Pour estimer l’impact environnemental associé à un scan IRM via l’ACV conséquente, il est possible de considérer uniquement l’énergie consommée pour ce scan spécifiquement, en soustrayant la consommation de l’appareil s’il n’avait pas été utilisé McAlister et al., 2022. Cependant, dans le cas de l’ACV attributionnelle, il faudrait déterminer quelle part de l’impact total lié à l’utilisation de l’IRM peut être attribuée à un seul scan. Il faudrait alors non seulement prendre en compte le temps d’opération actif, mais aussi les phases inactives de l’appareil.
Prétraitement, analyse et préservation des données¶
Étant donné la complexité des analyses et la taille des données, les projets de recherche en neuroimagerie reposent souvent sur une infrastructure numérique pour répondre aux besoins computationnels. Cette demande doit être supportée par des centres de données, qui fournissent les infrastructures nécessaires pour entreposer et effectuer le prétraitement et l’analyse de ces données. Ces infrastructures, bien qu’essentielles, consomment beaucoup d’énergie. À l’échelle mondiale, le secteur des technologies de l’information et de la communication génère entre 1.4% et 3.9% des émissions globales de CO2, notamment en raison de la demande électrique nécessaire pour faire fonctionner, maintenir et refroidir les serveurs de données Freitag et al., 2021 Habibi Khalaj et al., 2016 Malmodin et al., 2024.

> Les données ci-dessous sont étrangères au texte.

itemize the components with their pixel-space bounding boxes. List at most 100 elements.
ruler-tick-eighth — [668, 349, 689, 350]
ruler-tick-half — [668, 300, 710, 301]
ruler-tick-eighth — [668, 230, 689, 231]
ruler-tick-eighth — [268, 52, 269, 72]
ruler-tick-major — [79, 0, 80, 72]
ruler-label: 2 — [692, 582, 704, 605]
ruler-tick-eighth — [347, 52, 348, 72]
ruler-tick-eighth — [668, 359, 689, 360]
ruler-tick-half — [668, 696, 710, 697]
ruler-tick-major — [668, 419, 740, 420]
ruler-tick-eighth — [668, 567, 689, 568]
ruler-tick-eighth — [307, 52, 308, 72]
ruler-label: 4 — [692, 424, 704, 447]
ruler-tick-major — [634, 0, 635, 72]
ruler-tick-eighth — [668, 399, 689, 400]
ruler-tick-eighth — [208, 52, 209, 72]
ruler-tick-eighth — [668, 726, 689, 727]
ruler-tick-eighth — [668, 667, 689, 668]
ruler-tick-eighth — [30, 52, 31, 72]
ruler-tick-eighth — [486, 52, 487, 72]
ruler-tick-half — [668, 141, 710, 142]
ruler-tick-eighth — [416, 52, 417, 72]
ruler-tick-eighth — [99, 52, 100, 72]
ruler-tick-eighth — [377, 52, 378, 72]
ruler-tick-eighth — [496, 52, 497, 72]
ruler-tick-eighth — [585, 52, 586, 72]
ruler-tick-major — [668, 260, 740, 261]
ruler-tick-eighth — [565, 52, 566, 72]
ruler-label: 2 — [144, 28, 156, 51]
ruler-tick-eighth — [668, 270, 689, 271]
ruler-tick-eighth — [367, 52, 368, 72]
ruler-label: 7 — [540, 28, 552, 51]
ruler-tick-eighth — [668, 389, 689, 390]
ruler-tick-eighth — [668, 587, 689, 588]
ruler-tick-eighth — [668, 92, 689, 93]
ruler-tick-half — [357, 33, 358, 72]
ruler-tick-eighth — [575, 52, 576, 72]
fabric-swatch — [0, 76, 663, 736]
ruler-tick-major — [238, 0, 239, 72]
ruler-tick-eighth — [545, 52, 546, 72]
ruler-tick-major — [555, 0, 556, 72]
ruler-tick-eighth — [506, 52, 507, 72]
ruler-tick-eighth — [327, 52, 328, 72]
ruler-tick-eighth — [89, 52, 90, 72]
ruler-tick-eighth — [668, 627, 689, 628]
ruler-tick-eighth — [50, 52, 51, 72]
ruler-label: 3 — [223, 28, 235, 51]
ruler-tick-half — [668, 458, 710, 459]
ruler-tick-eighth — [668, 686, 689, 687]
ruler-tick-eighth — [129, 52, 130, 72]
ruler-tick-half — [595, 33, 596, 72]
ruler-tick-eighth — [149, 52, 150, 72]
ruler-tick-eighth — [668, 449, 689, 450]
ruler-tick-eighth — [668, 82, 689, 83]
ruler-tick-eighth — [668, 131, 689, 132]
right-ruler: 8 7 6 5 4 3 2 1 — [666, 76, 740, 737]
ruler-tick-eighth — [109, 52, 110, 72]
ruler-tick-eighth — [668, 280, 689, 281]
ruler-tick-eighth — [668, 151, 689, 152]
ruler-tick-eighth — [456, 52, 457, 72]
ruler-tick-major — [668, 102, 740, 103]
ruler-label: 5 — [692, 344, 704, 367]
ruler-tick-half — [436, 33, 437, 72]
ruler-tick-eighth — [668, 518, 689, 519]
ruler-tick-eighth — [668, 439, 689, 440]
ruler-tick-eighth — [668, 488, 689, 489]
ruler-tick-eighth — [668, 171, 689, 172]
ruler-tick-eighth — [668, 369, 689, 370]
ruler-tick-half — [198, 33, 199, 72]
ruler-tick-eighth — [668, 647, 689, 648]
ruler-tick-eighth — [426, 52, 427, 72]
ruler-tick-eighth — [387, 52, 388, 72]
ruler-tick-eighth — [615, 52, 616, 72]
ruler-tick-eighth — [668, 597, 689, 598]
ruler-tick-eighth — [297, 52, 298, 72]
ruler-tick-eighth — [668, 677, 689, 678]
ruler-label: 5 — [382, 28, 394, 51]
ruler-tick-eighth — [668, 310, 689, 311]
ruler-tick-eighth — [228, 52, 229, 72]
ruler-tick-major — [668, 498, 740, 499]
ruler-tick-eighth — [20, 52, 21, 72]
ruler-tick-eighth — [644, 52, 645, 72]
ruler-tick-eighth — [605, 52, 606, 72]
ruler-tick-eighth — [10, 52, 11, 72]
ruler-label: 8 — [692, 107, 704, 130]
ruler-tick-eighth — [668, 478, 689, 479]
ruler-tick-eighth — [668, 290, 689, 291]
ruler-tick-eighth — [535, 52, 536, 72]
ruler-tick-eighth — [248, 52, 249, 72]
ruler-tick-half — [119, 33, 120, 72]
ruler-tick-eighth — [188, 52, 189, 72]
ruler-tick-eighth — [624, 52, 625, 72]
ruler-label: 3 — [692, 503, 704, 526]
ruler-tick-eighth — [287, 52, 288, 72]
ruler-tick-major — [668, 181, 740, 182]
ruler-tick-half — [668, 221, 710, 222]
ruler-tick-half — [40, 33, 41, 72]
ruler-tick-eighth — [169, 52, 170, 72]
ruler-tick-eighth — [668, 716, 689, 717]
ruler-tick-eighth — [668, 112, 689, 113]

Nous avons parlé dans les cours précédents des différentes étapes de prétraitement à appliquer aux données de neuroimagerie avant de pouvoir effectuer nos analyses (p. ex. recalage dans un espace de référence, correction du mouvement, etc). Plusieurs paramètres de prétraitement doivent être choisis par les chercheuses et chercheurs et ces choix influencent la consommation énergétique requise pour compléter cette étape. Souter et collègues (2024) ont analysé l’impact carbone de différentes options de prétraitement avec le logiciel fMRIPrep et ont proposé une liste de recommandations pour diminuer cet impact, sans pour autant diminuer la qualité des images obtenues Souter et al., 2024.
Outre les choix de paramètres, le choix du logiciel utilisé pour réaliser le prétraitement et les analyses des données contribue aussi à l’impact carbone. Souter et collègues (2025) ont montré qu’il pouvait y avoir jusqu’à un facteur de 30 entre les émissions de CO2 associées à différents logiciels Souter et al., 2025. Dans tous les cas, les émissions de CO2 étaient plus élevées pour le prétraitement comparativement à l’analyse des données (analyse statistique au niveau du groupe).
La taille totale des fichiers générés varie également beaucoup entre les logiciels, ce qui peut affecter l’impact carbone lié au stockage des données. Par exemple, le logiciel fMRIPrep peut produire jusqu’à 5.55 GB de données par sujet, alors que les fichiers habituellement utilisés pour des analyses subséquentes ne représentent que 0.23 GB Souter et al., 2023. La consommation d’énergie associée au stockage des données dépend du type de serveur. Par exemple, dans l’article de Smith et collègues (2025), la consommation d’énergie de leur serveur s’élevait à 19 KWh/TB/an Smith et al., 2025. Si nous prenons en compte qu’un jeu de données standard en IRMf comprend 40 participant·e·s, alors la consommation énergétique requise pour stocker nos données prétraitées est de 4.12 KWh / an. Si ce serveur est situé au Québec, les émissions de GES liées au stockage de notre jeu de données serait de 142.14 g d’éq CO2 / an (34.5 g éq CO2 / KWh × 4.12 KWh / an) Levasseur et al., 2020. Par contre, si ce serveur se situe en Alberta, cette valeur s’élèverait à 2224.8 g d’éq CO2 / an (540 g éq CO2 / KWh × 4.12 KWh / an) (Emission Factors and Reference Values - Tableau 5.1 System, 2024). Pour des jeux de données d’envergure comme celui du Human Connectome Project, la taille totale des fichiers compte pour 80 TB Scaling up: Managing 80TB and 15 million files from the HCP release — The DataLad Handbook, 2025. Cela équivaudrait à 216.1 kg éq CO2 / an si ces données étaient stockées sur un serveur au Québec et 820.8 kg éq CO2 / an sur un serveur en Alberta !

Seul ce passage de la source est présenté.